Conheça a cultura dos automóveis de placa preta, que mantêm originalidade e história mesmo com o passar das gerações

Por O Dia

Rio - Carros das décadas de 1970, 1980 ou 1990, que não são mais fabricados, podem ser considerados antigos. Tais modelos, ou pelo menos alguns deles, já são considerados 'clássicos' por características que mexem com o emocional dos entusiastas. Para dar um charme a mais em um veículo do tipo, é possível que a sua placa seja preta, uma forma do órgão de trânsito reconhecer justamente seu valor histórico. Mas é necessário, contudo, que o proprietário siga alguns critérios de avaliação.

O carro candidato precisa ter pelo menos 30 anos e ser avaliado por especialistas%3A donos precisam estar atentos aos critérios Leandro Eiró / Agência O Dia

De acordo com Rogério Mizutani, diretor técnico do Opala Cluberj, a placa preta é um certificado de originalidade do veículo. Ele conta o processo para a obtenção da chapa especial, complexo ao ponto de atender ao seu propósito. "O carro candidato deve ser filiado a um clube, que deve ser federado na Federação Brasileira dos Veículos Antigos (FBVA). O carro candidato, que deve ter mais de 30 anos, passará por uma avaliação de seus componentes dentro do clube", explica.

O especialista conta que, na avaliação, são creditados 100 pontos ao veículo, que são subtraídos na medida em que se encontram avarias e irregularidades, como um roda que não é original, por exemplo. Para obter a placa preta, o carro não pode perder mais de 20 pontos. Caso os técnicos do clube aprovem, é providenciado um documento da análise, com fotos, que é enviado para a FBVA. O processo gera custos, que variam de acordo com o clube.

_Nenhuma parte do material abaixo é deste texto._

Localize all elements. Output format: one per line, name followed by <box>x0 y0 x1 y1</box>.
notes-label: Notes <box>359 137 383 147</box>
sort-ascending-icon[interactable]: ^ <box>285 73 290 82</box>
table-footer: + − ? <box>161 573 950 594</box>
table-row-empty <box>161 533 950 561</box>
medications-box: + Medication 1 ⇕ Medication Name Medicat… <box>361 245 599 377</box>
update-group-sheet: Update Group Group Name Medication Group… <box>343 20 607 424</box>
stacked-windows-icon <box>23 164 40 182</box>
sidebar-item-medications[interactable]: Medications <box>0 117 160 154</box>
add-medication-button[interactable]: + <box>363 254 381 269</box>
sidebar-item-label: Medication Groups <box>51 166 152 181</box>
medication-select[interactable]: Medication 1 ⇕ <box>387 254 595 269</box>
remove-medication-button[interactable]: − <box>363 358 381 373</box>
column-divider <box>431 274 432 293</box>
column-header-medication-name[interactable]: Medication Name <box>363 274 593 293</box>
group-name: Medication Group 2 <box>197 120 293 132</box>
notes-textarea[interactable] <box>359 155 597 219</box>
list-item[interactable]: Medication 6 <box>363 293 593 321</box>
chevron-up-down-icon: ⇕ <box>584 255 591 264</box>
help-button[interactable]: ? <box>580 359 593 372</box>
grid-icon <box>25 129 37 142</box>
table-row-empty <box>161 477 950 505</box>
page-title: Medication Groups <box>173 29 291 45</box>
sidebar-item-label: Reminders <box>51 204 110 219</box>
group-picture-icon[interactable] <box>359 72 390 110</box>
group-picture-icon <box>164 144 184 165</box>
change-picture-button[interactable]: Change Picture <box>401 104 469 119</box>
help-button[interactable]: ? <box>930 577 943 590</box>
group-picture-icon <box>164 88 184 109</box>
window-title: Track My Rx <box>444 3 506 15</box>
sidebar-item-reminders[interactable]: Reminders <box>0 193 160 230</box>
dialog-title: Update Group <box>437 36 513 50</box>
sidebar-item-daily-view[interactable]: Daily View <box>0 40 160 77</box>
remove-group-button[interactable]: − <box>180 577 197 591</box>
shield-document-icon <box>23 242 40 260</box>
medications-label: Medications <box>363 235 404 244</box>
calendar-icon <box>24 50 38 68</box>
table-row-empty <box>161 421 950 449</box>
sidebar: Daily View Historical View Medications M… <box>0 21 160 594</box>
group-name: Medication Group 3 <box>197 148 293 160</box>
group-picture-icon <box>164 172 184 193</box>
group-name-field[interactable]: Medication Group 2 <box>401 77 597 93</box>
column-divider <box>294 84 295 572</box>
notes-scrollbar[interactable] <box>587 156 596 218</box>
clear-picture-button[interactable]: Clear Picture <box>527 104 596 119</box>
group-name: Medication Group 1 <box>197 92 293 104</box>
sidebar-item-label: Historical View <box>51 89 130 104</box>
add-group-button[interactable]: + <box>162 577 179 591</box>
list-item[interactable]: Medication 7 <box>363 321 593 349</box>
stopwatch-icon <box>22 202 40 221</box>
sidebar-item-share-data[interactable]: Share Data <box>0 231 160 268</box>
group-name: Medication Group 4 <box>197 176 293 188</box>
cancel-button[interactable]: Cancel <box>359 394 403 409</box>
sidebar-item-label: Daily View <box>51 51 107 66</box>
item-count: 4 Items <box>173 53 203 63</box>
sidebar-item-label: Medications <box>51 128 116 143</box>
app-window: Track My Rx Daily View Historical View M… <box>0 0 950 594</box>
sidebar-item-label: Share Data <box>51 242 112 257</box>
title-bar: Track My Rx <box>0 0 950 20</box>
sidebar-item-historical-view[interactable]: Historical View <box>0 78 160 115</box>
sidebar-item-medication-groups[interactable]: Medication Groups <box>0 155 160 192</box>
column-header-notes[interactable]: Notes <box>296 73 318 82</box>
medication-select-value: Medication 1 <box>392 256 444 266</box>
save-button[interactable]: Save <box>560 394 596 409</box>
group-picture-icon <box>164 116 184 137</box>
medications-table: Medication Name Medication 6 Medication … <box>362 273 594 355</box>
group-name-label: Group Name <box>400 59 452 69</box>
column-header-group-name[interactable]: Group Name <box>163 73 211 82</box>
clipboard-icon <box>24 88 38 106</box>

A popular Kombi é um veículo de importância histórica mundialLeandro Eiró / Agência O Dia

Mizunati lamenta eventuais distorções em torno da aura da placa preta. "Atribuem significados equivocados a placa preta, como cunho especulativo de valor. Acham que o valor do carro vai dobrar. Daí há quem veja, infelizmente, como um negócio, tratando de vender o certificado", explica. O especialista cita que é possível ver carros com a placa preta sem a devida originalidade. Ele menciona, contudo, que a federação está tentando fiscalizar e regular melhor o processo.

A ideia da placa preta deve ser associado com a originalidade, a preservação da história de um automóvel. No Rio, há clubes dedicados neste sentimento, como aqueles que confraternizaram no Américas Classics - Motors & Music, primeiro ano do 'Encontro Interclubes de Motos e Carros Antigos', no Américas Shopping, no Recreio dos Bandeirantes, onde acontecem encontros destas agremiações mensalmente. Os veículos preservados nas fotos são do evento.

De acordo com Gerson Burin, coordenador técnico do Centro de Experimentação e Segurança Viária (Cesvi Brasil), antes de apostar em ter um veículo antigo, o interessado deve estar preparado para encarar muito trabalho, aumentar os seus gastos e conhecer um pouco mais do mercado automotivo. Por isso, todo cuidado com as peças e a pintura são essenciais. 

O especialista observa que deve-se evitar manter tais carros parados. "O importante é colocar o carro para andar com frequência, movimentar os fluidos, óleos e combustível para evitar o ressecamento de peças, mangueiras e até do sistema de freios e embreagem".